Collections et bases de données

Collections and databases

The marine collections of the Alliance Sorbonne University are very rich in terms of taxonomic and geographical diversity. They are several centuries old, cover the whole world and are enriched by oceanographic expeditions.

Collections and databases

Documentary Collections
The National Museum of Natural History has 28,000 documents listed in the specialized libraries of maritime anthropology, ichthyology and aquatic environments and populations, malacology and biology of marine invertebrates, in the bottoms of the marine stations of Concarneau and Dinard, in the "marine mammals" collection of the comparative anatomy library.

The libraries of the stations of Banyuls-sur-mer, Roscoff and Villefranche-sur-mer have old collections of rare works in biology, ecology, marine zoology, oceanography and phycology.


Naturalist collections
Eight of the Museum's twelve collection groups have specimens related to the sea: cultural anthropology, botany, living animal collections, marine invertebrates, ocean sediments, paleontology, biological resources - living and cryopreserved cells, vertebrates.

For many groups, these collections are among the two or three richest collections in the world. Thanks to the oceanographic campaigns of the last 30 years (with a peak of operations in the last 15 years), the Museum's marine collections have experienced a high rate of growth. The characteristic feature of these marine collections, in addition to their wide specific diversity, is the large number of geographical localities represented and the harvesting of populations. The marine station of Concarneau hosts international identification workshops that aim to enhance the value of the specimens in the collections. 

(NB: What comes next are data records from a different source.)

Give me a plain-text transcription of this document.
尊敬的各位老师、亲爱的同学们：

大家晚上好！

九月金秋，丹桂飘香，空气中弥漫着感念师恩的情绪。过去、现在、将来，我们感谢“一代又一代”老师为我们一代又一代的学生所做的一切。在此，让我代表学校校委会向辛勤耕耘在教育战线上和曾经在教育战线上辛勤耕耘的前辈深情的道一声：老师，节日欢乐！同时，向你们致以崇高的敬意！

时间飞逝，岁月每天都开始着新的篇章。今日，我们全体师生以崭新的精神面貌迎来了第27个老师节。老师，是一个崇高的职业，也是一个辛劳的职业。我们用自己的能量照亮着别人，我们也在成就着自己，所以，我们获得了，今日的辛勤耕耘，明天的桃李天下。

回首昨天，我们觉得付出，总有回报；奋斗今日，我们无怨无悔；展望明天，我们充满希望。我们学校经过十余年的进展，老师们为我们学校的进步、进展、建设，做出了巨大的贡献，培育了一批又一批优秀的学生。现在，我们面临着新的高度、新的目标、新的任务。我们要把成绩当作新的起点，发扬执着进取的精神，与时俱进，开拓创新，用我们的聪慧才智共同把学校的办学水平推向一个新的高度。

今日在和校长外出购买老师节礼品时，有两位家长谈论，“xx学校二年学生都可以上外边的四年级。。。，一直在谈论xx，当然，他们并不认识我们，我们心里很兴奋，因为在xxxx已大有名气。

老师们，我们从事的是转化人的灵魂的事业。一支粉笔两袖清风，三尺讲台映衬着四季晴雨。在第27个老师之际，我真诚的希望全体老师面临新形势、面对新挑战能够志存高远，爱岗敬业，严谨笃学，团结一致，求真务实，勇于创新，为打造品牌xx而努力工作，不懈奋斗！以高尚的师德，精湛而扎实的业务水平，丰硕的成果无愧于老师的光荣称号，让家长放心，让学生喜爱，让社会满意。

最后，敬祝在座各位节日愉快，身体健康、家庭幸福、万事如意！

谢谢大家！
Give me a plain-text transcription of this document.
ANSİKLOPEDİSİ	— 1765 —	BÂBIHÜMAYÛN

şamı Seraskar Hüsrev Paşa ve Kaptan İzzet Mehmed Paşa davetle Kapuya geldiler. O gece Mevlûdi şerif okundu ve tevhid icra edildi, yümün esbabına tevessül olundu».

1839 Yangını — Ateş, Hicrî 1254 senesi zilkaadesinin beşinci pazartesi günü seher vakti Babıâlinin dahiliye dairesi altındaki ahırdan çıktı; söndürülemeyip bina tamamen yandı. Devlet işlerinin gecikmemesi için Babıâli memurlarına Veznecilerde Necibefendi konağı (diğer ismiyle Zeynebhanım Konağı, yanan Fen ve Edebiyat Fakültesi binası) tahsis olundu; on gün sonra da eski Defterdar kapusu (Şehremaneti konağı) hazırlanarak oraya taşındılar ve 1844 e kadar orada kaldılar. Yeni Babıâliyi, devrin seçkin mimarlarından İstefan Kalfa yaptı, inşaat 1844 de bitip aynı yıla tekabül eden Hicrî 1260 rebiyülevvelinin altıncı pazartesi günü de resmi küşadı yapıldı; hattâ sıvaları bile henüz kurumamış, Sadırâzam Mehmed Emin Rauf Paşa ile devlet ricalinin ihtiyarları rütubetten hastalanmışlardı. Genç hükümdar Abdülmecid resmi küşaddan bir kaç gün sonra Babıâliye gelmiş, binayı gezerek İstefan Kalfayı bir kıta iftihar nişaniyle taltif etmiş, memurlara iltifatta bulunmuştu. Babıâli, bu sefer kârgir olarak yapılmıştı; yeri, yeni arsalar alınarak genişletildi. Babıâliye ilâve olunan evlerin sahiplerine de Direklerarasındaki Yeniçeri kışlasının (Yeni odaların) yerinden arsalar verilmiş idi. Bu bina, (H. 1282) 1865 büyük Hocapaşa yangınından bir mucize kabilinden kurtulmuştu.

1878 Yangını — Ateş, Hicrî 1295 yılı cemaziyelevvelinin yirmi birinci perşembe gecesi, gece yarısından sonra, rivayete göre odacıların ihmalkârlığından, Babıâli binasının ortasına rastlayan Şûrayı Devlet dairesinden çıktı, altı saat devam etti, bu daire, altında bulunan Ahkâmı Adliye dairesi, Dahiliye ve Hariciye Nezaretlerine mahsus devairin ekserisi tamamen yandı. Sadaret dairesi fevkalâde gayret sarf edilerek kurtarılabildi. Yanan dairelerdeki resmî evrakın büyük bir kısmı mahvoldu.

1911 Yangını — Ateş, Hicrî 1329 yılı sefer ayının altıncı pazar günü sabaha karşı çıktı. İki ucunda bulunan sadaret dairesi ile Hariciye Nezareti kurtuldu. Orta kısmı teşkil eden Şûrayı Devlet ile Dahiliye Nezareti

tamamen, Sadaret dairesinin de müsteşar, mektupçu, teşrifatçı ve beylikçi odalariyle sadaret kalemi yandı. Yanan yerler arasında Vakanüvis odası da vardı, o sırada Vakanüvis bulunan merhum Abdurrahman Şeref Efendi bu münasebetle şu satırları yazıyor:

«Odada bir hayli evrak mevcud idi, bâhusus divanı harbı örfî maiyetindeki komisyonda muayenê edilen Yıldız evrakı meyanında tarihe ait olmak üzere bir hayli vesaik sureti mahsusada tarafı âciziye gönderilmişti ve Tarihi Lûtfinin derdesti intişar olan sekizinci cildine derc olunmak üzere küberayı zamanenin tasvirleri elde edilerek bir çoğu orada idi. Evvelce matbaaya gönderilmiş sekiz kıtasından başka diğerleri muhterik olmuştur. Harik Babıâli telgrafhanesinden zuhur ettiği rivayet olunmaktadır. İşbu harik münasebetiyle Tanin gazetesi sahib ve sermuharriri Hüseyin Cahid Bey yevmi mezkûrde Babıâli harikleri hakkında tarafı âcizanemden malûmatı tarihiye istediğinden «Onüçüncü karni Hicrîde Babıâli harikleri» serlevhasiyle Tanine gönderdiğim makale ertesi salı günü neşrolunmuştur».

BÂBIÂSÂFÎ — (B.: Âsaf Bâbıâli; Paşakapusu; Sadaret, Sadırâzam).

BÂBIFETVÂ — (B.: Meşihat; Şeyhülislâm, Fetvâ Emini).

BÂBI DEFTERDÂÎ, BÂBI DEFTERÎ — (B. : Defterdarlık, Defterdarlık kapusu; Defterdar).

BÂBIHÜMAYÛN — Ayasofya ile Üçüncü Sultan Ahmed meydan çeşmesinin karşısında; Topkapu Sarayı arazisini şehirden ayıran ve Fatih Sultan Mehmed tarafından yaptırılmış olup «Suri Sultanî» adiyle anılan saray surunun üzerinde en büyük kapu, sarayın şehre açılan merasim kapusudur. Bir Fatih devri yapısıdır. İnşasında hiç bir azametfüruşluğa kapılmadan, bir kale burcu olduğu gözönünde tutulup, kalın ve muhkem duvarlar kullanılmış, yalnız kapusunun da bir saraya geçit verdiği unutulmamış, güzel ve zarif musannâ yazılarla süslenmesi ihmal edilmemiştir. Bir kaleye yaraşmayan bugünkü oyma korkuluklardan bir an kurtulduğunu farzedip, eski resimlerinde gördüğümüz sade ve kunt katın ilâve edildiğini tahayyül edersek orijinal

The e-ReColNat program has enabled the types to be put online to make them accessible to the international scientific community.

International workshops for the identification of material from oceanographic campaigns are organized, notably at the Concarneau station. They allow the collections to be quickly valorized and made available to the scientific community.

The Banyuls-sur-Mer station has a collection of Mediterranean marine organisms, a historical collection of naturalized seabirds, collections of fixed organisms, and a collection of cryopreserved bacterial strains.

The Roscoff station has strains of living microorganisms, macroorganisms in stabling in about fifty aquariums, collections from the Channel in the 1950s.


Databases
The collections are partially digitized in online databases (MNHN, GBIF, VertNet). These are accessible to researchers and the general public. 15% of the specimens are digitized and 65% are type specimens. Other types of databases exist such as :

  • BaseExp, which gathers information relating to the Museum's oceanographic expeditions
  • Pechker, which gathers all the data collected by the fishing fleets operating in the exclusive economic zones of the French Southern and Antarctic Territories (TAAF).
  • Clemam, a taxonomic database of European marine molluscs

The Museum also manages access to a large number of databases, notably within the framework of the Nature and Landscape Information System. They are presented to the general public on the site of the National Inventory of Natural Heritage (INPN OpenObs), which contains 60 million items of biodiversity inventory data (including 1.2 million concerning overseas territories), a large part of which comes from coastal and benthic environments.